Melpomene Katakalos's set, a dark-wood college library featuring a portrait of the school's white, middle-aged founder, oversees all as a constant reminder of institutional negligence.

Sensitive Guys also bogs down in an assault case. Leslie says a male group member raped her during consensual sex, but she doesn't identify the perpetrator. She fictionalizes the experience for a creative-writing assignment and peer mentor Tyler (Robinson) rejects the scenario as "unbelievable."

The student sort-of confesses to his advisor that he did “a really bad thing”; the advisor advises him to let it disappear. This result is sadly typical of campus rape allegations but has no dramatic resolution for either student, or for us. 

Instead, the play's inconclusive ending includes a protest during which the audience receives flyers with real information: telephone numbers for Women Organized Against Rape and the National Sexual Assault Hotline and statistics about college sexual assault. That piece of paper proves more real, valuable, and disturbing than Sensitive Guys

Our readers respond

Chris Braak

of Conshohocken, PA on January 31, 2018

"Yet it's also apparently so incendiary the company created a curtained-off safe space in the lobby for anyone upset by the play's content." I expect creating a safe space in the lobby for people upset by a play's content is just good policy, regardless of how likely you think it is that people will need it.

Author's Response

Imagine the trigger warning list for Hamlet: 

murder of father 
murder by uncle
implied mother-son incest
best friend's death 
scary ghost
dark castle at night
over 30 and still in college 
poisoning of mother
poisoning of uncle
poisoning of king (not related to him) 
poisoning of queen (not related to him)
sudden deaths of all of country's leaders 
ass-kissing (Osric, Rosencrantz, Guildenstern) 
deranged singing 
guy hiding behind arras in bedroom 
unwanted parental advice 
hand-to-hand combat
hand-to-hand combat in girlfriend's grave
hand-to-hand combat in sister's grave 
marriage of mother to uncle
marriage of mother to uncle who's a murderer
body left in the lobby 
rival upstart from Norway with big army
the body of a king passing through the guts of a beggar
confusing words like "fardel" 
passed over for rightful crown 
possible exposure to over-acting by visiting players

Joe Paprzycki

of North Truro, MA on January 31, 2018

Gimmicks like a "safe space" have no place in serious theater. It seems to me that this show needed a boost to get attention, but this seems like a cheap way of trying to sell tickets. I also find it "coincidental" that this controversy again involves MJ Kaufman. Having to have a designated space in the lobby for audience members who are upset by the material either looks down upon the audience as needy children or is trying to con them.

In my teens, we went to movies like Mark of the Devil that advertised "barf bags" to get us in the door to see a bad "B" movie.
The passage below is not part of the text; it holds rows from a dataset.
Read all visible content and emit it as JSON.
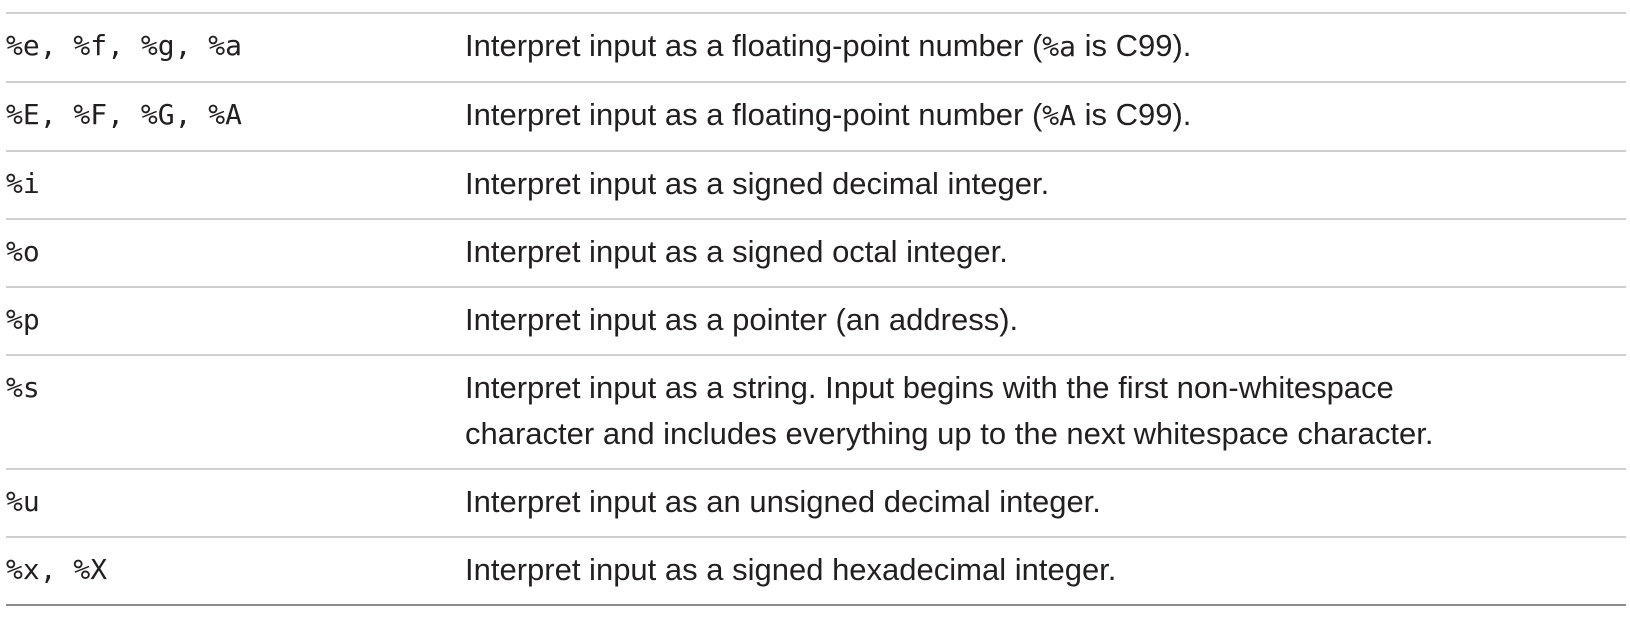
{
  "rows": [
    {
      "spec": "%e, %f, %g, %a",
      "desc_before": "Interpret input as a floating-point number (",
      "desc_code": "%a",
      "desc_after": " is C99)."
    },
    {
      "spec": "%E, %F, %G, %A",
      "desc_before": "Interpret input as a floating-point number (",
      "desc_code": "%A",
      "desc_after": " is C99)."
    },
    {
      "spec": "%i",
      "desc": "Interpret input as a signed decimal integer."
    },
    {
      "spec": "%o",
      "desc": "Interpret input as a signed octal integer."
    },
    {
      "spec": "%p",
      "desc": "Interpret input as a pointer (an address)."
    },
    {
      "spec": "%s",
      "desc_line1": "Interpret input as a string. Input begins with the first non-whitespace",
      "desc_line2": "character and includes everything up to the next whitespace character."
    },
    {
      "spec": "%u",
      "desc": "Interpret input as an unsigned decimal integer."
    },
    {
      "spec": "%x, %X",
      "desc": "Interpret input as a signed hexadecimal integer."
    }
  ]
}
We were teenagers looking for a Friday night thrill... not a live theater audience in search of the depth that great theater offers. It is disrespectful to thinking audiences that the writer of this play feels the need for the patrons of this play to be coddled. Many playwrights would love opportunities like this and would not resort to not having critics not review after receiving large grants (Destiny Estimate) and now this episode. These actions seem to be brought out by an extremely insecure writer who seems more interested in creating controversy than writing plays.
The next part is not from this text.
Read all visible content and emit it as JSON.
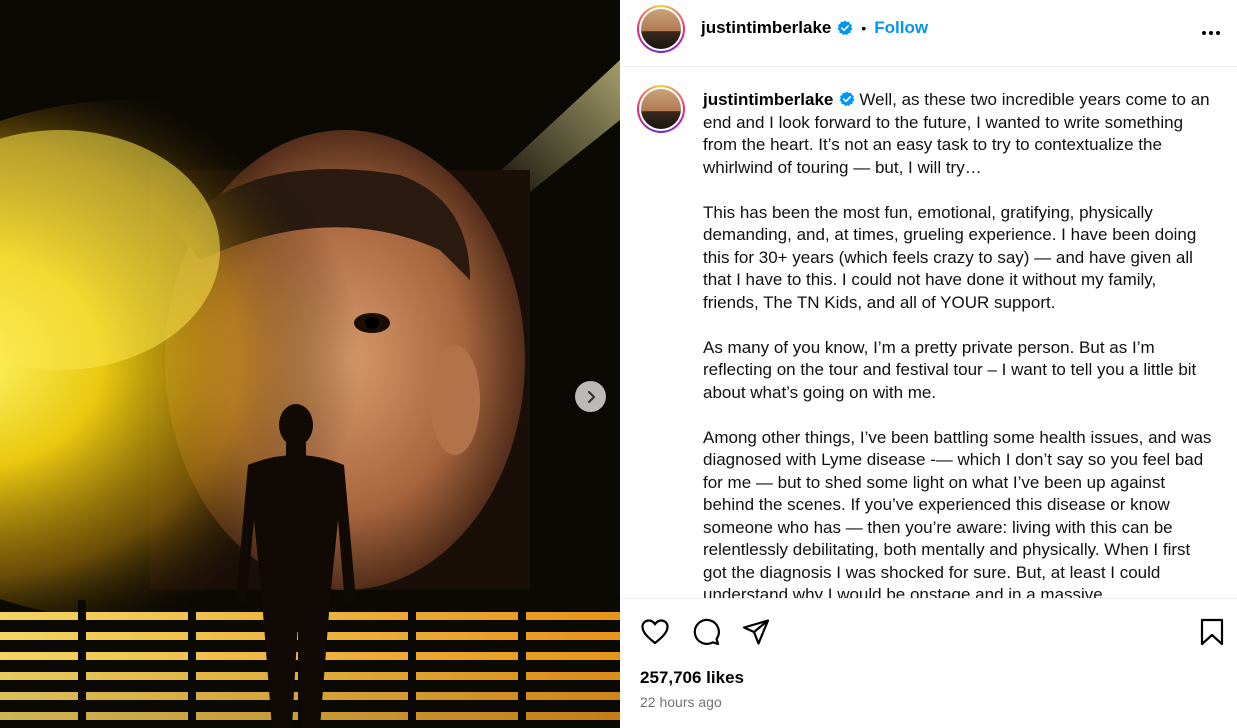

Maybe the artistic leaders who produce this writer should open their artistic windows a bit to new ideas, plays and different playwrights. But... like the Destiny Estimate argument, here we are talking about it. I hope this is not where theater is heading. It's much too valuable to all of us.

Chris Braak

of Conshohocken, PA on February 01, 2018

Gosh, I wonder what sort of attitude in the face of potentially difficult or aggravating or sensitive material a safe-space policy might be intended to shield people from.

Editor's Response

I think it's fine to offer a trigger warning so those with PTSD or other issues know what they're walking into. But once they've made the decision to see a show, the contract between audience, peformers, and playwright is sealed. I don't believe anyone should bail on a show halfway through, no matter how terrible, and I certainly don't believe audiences should be offered the option of fleeing in the middle of a performance because the material is too challenging. It's insulting to everyone, and contrary to the purpose of drama. But even worse, once again, this playwright is creating more discussion around what's happening offstage than what's presented onstage. That smacks of pure gimmickry, and considering the topics Kaufman attempts to confront, it's pretty appalling.